In summary, data from this sample cohort underscore the importance of a broad investigation of the bee-associated virome and provide a framework for future investigation of bee virus ecology. The majority of bee-infecting viruses are RNA viruses, which often exist as quasispecies. Therefore, it is important to incorporate sequencing (e.g., high-throughput sequencing and/or targeted PCR with multiple primer sets per virus coupled with Sanger sequencing) to identify novel viruses and viral variants, prior to assessing viral prevalence and abundance at the individual bee, colony, and community levels. Virus discovery efforts have primarily focused on honey bees, but it is clear from this and other studies that the diversity of bee-infecting viruses is greater than currently appreciated. Likewise, detection of bee-infecting viruses, which are typically referred to as “honey bee-infecting viruses”, in a broad range of hymenopteran insects, indicates that investigation of interspecific virus transmission should consider a broader potential host range.
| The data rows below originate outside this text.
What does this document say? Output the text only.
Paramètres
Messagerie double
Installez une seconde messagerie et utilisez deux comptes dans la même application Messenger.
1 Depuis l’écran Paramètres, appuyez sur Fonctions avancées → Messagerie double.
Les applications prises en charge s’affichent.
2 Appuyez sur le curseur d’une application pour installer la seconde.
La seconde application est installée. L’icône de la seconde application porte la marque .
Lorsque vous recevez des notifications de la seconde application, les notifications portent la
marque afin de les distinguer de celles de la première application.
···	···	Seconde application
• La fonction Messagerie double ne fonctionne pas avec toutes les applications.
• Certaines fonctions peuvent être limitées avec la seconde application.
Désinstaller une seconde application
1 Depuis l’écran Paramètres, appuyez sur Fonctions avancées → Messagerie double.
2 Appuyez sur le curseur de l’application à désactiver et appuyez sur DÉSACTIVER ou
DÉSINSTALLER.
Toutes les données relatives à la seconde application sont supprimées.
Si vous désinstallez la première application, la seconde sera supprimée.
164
For this study, we opted to sample multiple sites, with distinct floral and bee communities, within a single blooming season and focus our analyses on the two most prevalent co-foraging bee taxa (i.e., Apis mellifera and four specialist Andrena spp.) and a novel bipartite +ssRNA virus named Andrena-associated bee virus-1 (AnBV-1) that replicates in mining bees, honey bees, and primary honey bee pupal cell culture. AnBV-1 was most prevalent and abundant in mining bees, though it was also detected in honey bees, albeit at lower frequency. Statistical modeling that examined the roles of ecological factors, including floral diversity and infected mining bee density, indicated that the probability of AnBV-1 infection in honey bees is greater in low-floral-diversity habitats, and suggested that interspecific transmission is strongly modulated by the floral community in the habitat. Future studies that examine the temporal dynamics of bee/insect density, virus prevalence and abundance, and habitat-associated parameters will be important to reveal patterns of virus transmission, clearance, and reinfection of bee taxa within bee communities. Likewise, studies aimed at understanding the impact of AnBV-1 on individual bees, bee colonies, and bee communities are required. It will also be interesting to investigate the impact of multiple viruses (individually and in the context of other co-infections) from the individual bee to community levels to determine their impact on bee behavior and pollination activity, and/or survival. The data from this study suggest effects of epidemiological dilution by floral diversity and abundance, and that interspecific virus transmission is modulated by the floral community in the habitat. Therefore, land management strategies that aim to enhance floral diversity and abundance may reduce AnBV-1 (and possibly other viruses) spread between co-foraging bees. Regardless of the impact of the bee/insect community virome, efforts aimed at enhancing and/or maintaining bee forage in managed and wild landscapes will likely benefit all plant and animal communities.